Wait, whaaa? We all knew that Tennessee wasn’t happy with this guy’s offseason work ethic. HC Mike Mularkey had publicly called him out. Green-Beckham entered his 2nd pro training camp as a backup to WRs Rishard Matthews and 5th-round rookie Tajae Sharpe, and he had yet to turn a sizable talent advantage into a move up the depth chart.
But when you trade a 6’5, 237-pound wideout that you drafted in Round 2 just a year ago for a 5th-year swing lineman (Dennis Kelly) who has started 15 games across 4 years … it’s about more than a young wideout developing slowly.
(NOTE: Check out our brand new, FREE Mock Draft Trainer to see where Dorial Green-Beckham might go in your draft.)
How good is he?
Tennessee drafted Green-Beckham last spring despite the fact that he hadn’t played any football in 2014. The team spent that Round 2 selection despite the cloud of “significant off-field issues,” according to Mike Mayock -- issues that pushed him from sophomore star to kicked off the team at Missouri within a matter of months.
So for the 2nd time within a 2.5-year span, a team that liked DGB’s talent has totally given up on him. The Eagles are acquiring that as much as they are an intriguing athlete.
Let’s start there, because that’s what Green-Beckham is athletically. He’s intriguing, not a generational talent. Mayock might have compared him with Randy Moss, but DGB’s below-average performance in agility and explosion drills makes Marques Colston his top comparison on PlayerProfiler. He also checks in with a SPARQ score in just the 37th percentile among pro wideouts.
Mockdraftable lists his 4 most similar players -- based on Scouting Combine testing -- as a pair of 7th-round picks (including Colston) and 2 undrafted free agents, albeit with relatively weak similarity scores.
This isn’t Randy Moss or Calvin Johnson. It is a guy who has played 1 good season of football since 2012.
The new digs
Of course, that might be enough to make him a starter for the Eagles if Green-Beckham’s ready to get his sh… tuff together. GM Howie Roseman said the team had been “doing background work on DGB for weeks,” according to NJ.com’s Eliot Shorr-Parks. So the Birds clearly believe he’s worth the risk, and they’re not risking much after giving up only Dennis Kelly.
The fact that they’ve been looking into him indicates both that the Eagles have remained unsatisfied -- for good reason -- with their wideouts and that there must have at least been a rumor around the league of Green-Beckham being available. Consider that, and it’s even less impressive that Philly pried him away for only a backup swing lineman.

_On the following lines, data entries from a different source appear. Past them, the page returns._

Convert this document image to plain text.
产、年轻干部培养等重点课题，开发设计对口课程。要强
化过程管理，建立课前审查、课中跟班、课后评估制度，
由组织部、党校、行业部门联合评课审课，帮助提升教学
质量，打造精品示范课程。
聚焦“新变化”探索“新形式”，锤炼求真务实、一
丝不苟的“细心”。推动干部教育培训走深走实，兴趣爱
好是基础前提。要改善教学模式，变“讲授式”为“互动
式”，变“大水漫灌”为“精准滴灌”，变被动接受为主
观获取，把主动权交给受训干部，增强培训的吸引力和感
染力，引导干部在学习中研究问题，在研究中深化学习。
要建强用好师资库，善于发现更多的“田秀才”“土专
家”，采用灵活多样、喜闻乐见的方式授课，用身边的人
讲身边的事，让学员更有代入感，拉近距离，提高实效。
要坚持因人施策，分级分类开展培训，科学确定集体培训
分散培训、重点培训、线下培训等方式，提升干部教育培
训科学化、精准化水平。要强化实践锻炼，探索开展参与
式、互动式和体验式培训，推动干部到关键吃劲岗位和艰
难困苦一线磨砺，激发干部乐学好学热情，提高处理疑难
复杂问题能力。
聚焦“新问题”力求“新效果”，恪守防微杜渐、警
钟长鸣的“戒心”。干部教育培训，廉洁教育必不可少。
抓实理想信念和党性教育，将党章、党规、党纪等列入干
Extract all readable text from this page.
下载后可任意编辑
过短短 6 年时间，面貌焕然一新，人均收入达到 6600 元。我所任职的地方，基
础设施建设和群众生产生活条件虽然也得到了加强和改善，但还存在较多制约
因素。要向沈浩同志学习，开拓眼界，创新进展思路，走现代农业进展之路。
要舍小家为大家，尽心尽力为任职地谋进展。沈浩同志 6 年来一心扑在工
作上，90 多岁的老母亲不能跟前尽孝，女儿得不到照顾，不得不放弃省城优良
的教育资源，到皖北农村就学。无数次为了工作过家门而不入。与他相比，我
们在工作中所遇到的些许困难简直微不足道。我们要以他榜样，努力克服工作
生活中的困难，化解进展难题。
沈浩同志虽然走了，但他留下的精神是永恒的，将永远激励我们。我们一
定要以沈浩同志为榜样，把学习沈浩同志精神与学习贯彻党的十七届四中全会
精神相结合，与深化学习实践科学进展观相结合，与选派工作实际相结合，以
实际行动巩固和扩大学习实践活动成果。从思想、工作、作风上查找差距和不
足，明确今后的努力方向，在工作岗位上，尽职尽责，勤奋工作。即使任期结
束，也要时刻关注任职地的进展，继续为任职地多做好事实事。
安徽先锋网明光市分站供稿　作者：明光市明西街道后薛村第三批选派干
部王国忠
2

Every fantasy football player on Twitter thinks the Eagles have swindled the Titans, but the rest of the league apparently didn’t get excited about the unproven, bad-boy version of Marques Colston either.
Does that mean we should ignore DGB completely in fantasy? Of course not.
If you already owned him in dynasty, then he remains a solid hold. You’re certainly not going to sell him for strong value right now. And if you’re looking to acquire him in that format, feel free to try. Mid-round rookie picks are easy to play around with while presenting little actual risk to your franchise’s future. Giving more than a Round 3 rookie pick seems like a mistake, though.
As for this year, Philadelphia doesn’t look any more promising as a fantasy situation than Tennessee. Both offenses present low-ceiling passing games in units seeming better stocked to run the ball. In Philly, at least, Green-Beckham finds a staff/front office that wants him. That makes this much more about whether he feels like putting in the work than comparing his particular’s to those of the incumbent receivers.
Feel free to take DGB in the late rounds if he lasts that long, but there’s nothing exciting here. His arrival makes Nelson Agholor and Rueben Randle even less interesting on draft day.
Meanwhile, back in Nashville
It turns out we all should have been drafting WRs Rishard Matthews and Tajae Sharpe earlier all along. As of Monday, Matthews was going early in Round 13 in MFL10 drafting, with Sharpe following late in Round 18. WR Kendall Wright also sits in the middle of Round 18 -- 1 spot ahead of Sharpe in WR ADP -- while sitting out with a hamstring injury.
None of these guys will turn into a league-winning player for you, but all can deliver value -- especially in a year where you might be looking for volume in your WR corps after the whole position gets pushed up early in your draft.
Sharpe and Wright, in particular, present basically no risk at their low positions, while Matthews has been going right behind Bengals rookie Tyler Boyd and DGB in WR ADP.
Delanie Walker, meanwhile, should remain the target leader among Titans, while the offense figures to run the ball as much as it can. QB Marcus Mariota slipped a couple of spots in our QB rankings, with an upside red-zone target leaving town.